Section #2 – The upper Richelieu River from Lake Champlain to the end of Chambly Canal is about a 55-kilometre (34-mile) ride on calm, easy waters. Be aware that the Chambly Canal is a restricted speed zone for 20 kilometres (12 miles) and includes nine locks and eight bridges that will take at least three hours to pass through. Leaving from Venise-en-Quebec requires another border check in at Rouse’s Point (U.S.) and at Lacolle (CDN). We rode this section on days three and six (repeat border process).
Section #3 – The lower Richelieu River from the Town of Chambly to Sorel is about a 72 kilometre (45 mile) run on faster moving waters because the current really picks up after the canal. There is only one other lock to go through at Saint-Ours. We rode this section on days three, four and five.

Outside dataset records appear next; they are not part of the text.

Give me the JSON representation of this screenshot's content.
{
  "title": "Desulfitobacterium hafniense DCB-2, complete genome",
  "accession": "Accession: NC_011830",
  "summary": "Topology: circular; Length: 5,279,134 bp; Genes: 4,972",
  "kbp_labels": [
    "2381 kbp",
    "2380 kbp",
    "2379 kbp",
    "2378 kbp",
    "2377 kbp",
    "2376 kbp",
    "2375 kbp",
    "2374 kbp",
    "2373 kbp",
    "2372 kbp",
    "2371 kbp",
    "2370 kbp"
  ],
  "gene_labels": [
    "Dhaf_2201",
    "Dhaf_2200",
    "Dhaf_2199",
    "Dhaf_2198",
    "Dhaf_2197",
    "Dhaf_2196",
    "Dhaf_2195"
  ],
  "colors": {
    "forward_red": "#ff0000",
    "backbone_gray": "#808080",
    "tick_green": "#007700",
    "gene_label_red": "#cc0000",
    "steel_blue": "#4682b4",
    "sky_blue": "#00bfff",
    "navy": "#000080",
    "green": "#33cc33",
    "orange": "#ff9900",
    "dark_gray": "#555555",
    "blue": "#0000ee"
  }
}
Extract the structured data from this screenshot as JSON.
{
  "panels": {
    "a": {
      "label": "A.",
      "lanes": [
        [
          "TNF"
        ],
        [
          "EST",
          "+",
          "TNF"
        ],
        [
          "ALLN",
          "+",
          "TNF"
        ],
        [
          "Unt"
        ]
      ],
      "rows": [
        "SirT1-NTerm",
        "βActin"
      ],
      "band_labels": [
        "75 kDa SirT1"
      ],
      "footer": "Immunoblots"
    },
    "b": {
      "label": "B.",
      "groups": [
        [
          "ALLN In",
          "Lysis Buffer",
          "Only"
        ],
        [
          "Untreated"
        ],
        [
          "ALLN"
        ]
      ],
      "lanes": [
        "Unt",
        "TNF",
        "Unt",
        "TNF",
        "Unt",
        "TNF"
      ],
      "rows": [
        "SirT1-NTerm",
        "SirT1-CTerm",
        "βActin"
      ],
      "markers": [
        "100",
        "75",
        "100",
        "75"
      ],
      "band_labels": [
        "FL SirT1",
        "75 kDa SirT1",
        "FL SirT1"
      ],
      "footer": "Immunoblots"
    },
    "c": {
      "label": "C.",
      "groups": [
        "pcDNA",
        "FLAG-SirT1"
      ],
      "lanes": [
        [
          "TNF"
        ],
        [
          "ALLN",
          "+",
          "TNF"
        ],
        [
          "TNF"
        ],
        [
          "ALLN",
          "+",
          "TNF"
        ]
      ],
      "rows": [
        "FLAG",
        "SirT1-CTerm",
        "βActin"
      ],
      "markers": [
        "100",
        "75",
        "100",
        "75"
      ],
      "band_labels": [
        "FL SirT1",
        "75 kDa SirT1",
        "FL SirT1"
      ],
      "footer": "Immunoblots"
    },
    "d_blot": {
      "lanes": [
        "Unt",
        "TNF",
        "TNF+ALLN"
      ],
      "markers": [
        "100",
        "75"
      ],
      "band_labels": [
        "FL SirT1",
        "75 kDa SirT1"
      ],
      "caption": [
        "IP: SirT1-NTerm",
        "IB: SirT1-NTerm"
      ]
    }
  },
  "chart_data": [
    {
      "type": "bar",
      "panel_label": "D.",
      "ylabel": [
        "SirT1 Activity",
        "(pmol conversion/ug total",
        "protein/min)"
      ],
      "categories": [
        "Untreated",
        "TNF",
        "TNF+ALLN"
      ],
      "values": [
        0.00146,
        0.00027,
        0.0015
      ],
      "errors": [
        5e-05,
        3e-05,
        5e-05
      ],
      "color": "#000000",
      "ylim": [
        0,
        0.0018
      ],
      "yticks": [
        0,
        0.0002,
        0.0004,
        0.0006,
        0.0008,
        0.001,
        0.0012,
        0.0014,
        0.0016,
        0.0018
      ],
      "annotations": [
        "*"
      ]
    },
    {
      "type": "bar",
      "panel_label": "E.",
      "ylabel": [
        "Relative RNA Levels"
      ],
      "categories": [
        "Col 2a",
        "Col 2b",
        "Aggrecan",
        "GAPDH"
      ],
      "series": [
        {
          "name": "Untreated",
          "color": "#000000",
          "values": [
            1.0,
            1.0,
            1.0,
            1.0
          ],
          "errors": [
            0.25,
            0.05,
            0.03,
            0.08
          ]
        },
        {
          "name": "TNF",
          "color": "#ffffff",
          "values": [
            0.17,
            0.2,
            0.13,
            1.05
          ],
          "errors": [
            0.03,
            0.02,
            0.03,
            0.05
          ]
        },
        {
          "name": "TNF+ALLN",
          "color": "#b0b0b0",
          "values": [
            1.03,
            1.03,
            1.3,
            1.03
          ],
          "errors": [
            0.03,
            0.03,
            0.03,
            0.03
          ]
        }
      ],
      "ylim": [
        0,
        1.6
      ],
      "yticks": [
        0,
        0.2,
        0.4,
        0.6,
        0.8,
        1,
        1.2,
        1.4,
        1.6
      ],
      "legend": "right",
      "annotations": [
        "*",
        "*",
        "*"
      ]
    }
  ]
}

Section #4 – St Lawrence River northeast from Sorel to Trois Rivières is about 57 kilometres (35 miles) along the main shipping channel on a very wide part of the river. We rode this section on day four.
Section #5 – St. Lawrence River southwest from Sorel to Montreal is about 73 kilometres (45 miles) on relatively sheltered channels in a narrower part of the St. Lawrence. We rode this section on day five.
We rode all of these sections on our Sea-Doo watercraft and thoroughly enjoyed the variety of scenery, different types of riding and shorelines that changed from wilderness on Lake Champlain to harbours for ocean going freighters along the St. Lawrence Seaway. This is definitely a Sea-Doo tour you can do, so check out our itinerary…
Day One – Trailer to Auberge du Lac Champlain, Venise-en-Quebec.
Day Two – Ride south on Lake Champlain to Plattsburg, NY and Burlington VT, returning to Auberge du Lac Champlain.
Day Three – Ride north on Richelieu River and overnight at Manoir Rouville-Campbell, Mont-Saint-Hilaire.
Day Four – Ride north on Richelieu and explore northeast on St Lawrence River to Trois Rivières, overnighting at Auberge de la Rive, Sorel.
Day Five – Explore southwest on St Lawrence to Montreal, then ride south on Richelieu, overnighting at Auberge Handfield, Saint-Marc-sur-Richelieu.
Day Six – Ride south on Richelieu to Lake Champlain and back to Venise-en-Quebec. Stay overnight at Auberge du Lac Champlain.